Andy from Jacksonville:
I watched the Jags on "NFL Replay" and Dan Fouts said the push Jones-Drew gave David Garrard on a quarterback sneak was supposed to be illegal. I remember seeing a similar play a few years ago in which Reggie Bush pushed Matt Leinart to help him get the touchdown. Why is it illegal? I mean, an offensive lineman can drag a running back into the end zone but a running back can't push his quarterback for the first down?

Vic: No, offensive linemen aren't permitted to drag a running back into the end zone because it's a violation of Rule 12-1-5: "No offensive player may lift a runner to his feet or pull him in any direction at any time or use interlocking interference by grasping a teammate or by using his hands or arms to encircle the body of a teammate or trip an opponent or push or throw his body against a teammate to aid him in an attempt to obstruct an opponent or to recover a loose ball." Why isn't it called? I guess because the NFL, and college football, too, likes lots and lots of offense.

Trevor from Boca Raton, FL:
If you somehow believe Quentin Groves did not mean to score and fell down on purpose in the game last week, then you are truly the worst editor ever and maybe the biggest clown involved in sports.

Vic: I guess I'm just naïve. I wish I was as savvy as you.
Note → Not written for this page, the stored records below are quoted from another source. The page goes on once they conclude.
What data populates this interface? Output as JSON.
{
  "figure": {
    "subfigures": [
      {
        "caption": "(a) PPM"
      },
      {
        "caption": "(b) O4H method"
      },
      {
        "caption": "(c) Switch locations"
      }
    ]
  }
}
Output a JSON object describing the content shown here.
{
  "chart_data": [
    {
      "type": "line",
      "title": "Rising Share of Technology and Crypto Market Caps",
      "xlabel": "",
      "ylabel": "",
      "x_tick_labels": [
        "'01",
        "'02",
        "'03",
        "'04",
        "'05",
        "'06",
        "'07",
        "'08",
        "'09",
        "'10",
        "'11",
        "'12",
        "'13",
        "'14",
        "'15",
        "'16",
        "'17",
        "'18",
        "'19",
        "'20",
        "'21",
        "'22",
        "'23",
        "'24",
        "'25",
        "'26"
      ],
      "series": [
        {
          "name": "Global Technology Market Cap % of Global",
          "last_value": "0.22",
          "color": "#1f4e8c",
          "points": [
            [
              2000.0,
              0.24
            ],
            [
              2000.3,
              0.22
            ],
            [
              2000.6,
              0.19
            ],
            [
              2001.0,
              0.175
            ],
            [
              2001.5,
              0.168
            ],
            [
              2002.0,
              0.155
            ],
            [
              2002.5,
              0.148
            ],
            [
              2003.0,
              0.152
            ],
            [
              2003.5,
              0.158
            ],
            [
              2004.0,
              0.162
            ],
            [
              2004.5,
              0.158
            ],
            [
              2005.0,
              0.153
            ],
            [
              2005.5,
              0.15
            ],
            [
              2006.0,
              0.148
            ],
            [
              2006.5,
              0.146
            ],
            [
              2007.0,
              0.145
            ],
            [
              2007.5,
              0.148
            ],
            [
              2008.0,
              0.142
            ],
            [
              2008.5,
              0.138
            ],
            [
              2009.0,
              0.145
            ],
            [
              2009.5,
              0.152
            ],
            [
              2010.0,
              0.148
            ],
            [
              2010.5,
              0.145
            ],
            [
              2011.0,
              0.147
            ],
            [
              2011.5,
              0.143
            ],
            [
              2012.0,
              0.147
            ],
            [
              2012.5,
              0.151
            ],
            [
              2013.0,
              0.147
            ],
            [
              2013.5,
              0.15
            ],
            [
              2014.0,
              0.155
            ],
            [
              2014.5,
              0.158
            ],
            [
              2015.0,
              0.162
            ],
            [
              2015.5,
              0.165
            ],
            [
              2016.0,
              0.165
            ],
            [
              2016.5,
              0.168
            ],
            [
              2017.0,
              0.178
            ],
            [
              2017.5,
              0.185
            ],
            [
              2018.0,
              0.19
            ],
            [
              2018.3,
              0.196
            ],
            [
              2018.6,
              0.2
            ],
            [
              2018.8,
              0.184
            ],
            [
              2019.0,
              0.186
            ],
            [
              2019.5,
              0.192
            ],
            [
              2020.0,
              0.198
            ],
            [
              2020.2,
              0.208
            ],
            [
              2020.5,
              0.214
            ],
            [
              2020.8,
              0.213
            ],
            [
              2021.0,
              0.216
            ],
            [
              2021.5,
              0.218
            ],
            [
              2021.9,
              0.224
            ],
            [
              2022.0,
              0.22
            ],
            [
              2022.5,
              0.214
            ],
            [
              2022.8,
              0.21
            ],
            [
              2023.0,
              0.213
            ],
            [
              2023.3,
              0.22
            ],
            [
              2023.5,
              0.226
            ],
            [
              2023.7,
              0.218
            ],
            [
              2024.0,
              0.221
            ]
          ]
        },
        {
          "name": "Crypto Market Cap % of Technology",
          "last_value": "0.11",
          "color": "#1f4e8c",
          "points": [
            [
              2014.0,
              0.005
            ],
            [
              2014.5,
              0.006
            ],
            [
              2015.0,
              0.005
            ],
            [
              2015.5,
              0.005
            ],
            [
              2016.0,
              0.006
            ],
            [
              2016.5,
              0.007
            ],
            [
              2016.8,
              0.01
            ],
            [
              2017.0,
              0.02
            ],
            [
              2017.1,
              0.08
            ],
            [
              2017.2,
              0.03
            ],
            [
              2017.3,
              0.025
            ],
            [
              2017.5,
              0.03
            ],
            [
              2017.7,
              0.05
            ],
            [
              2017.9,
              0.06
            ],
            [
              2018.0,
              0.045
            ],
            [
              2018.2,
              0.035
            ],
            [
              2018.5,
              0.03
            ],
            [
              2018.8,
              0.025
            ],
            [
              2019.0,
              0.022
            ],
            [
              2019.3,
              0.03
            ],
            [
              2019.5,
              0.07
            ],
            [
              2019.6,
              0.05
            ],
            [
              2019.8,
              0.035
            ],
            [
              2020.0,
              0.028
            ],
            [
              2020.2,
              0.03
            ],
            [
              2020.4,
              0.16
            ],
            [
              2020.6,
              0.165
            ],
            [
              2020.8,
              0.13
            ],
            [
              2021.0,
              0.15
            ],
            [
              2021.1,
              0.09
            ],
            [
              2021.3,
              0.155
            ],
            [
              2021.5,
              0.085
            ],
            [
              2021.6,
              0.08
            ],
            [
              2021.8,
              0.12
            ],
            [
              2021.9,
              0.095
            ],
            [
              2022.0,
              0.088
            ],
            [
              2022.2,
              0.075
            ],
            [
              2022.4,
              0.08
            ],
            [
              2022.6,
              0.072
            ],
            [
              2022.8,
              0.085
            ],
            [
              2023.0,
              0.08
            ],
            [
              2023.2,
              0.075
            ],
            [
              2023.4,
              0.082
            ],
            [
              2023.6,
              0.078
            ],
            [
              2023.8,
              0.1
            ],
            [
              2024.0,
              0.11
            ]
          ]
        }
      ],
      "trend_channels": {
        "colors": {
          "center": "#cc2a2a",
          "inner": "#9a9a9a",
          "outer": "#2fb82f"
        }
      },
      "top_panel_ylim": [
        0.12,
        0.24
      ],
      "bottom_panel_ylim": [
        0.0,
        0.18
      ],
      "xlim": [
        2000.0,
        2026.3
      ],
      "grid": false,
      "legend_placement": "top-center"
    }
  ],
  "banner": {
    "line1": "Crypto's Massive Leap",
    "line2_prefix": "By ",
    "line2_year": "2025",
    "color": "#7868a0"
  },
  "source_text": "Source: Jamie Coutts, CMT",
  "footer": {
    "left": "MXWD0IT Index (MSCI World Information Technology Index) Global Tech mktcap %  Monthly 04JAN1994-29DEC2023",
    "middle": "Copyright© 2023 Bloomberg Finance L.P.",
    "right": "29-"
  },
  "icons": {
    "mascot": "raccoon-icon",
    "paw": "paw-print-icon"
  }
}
Randy from Medicine Hat, Alberta:
I remember your column after the Steelers-Cardinals Super Bowl, specifically your comment of what would have happened had Larry Fitzgerald stepped out at the one-yard line, followed by Arizona draining the clock. For one thing, one of the greatest Super Bowl finishes would not have taken place.

Vic: Remember what Ken Whisenhunt said? "We scored too fast." Jack Del Rio invented strategy on Sunday that every coach in the league has known is the right thing to do but didn't have the courage to do it. Now that the dam has broken, you're going to see it done over and over. It could cause the NFL to go to four times out per half per team, and it would almost certainly cause every coach in the league to save every time out he has for the final minutes of the game. In other words, because of this drain-the-clock strategy, a coach will instruct his quarterback to accept a delay-of-game penalty instead of wasting a time out because those times out must be saved to avoid having the clock drained on you.

Jason from South Amboy, NJ:
How have ticket sales been this week?

Vic: Total tickets distributed were just under 46,000 as of Wednesday morning.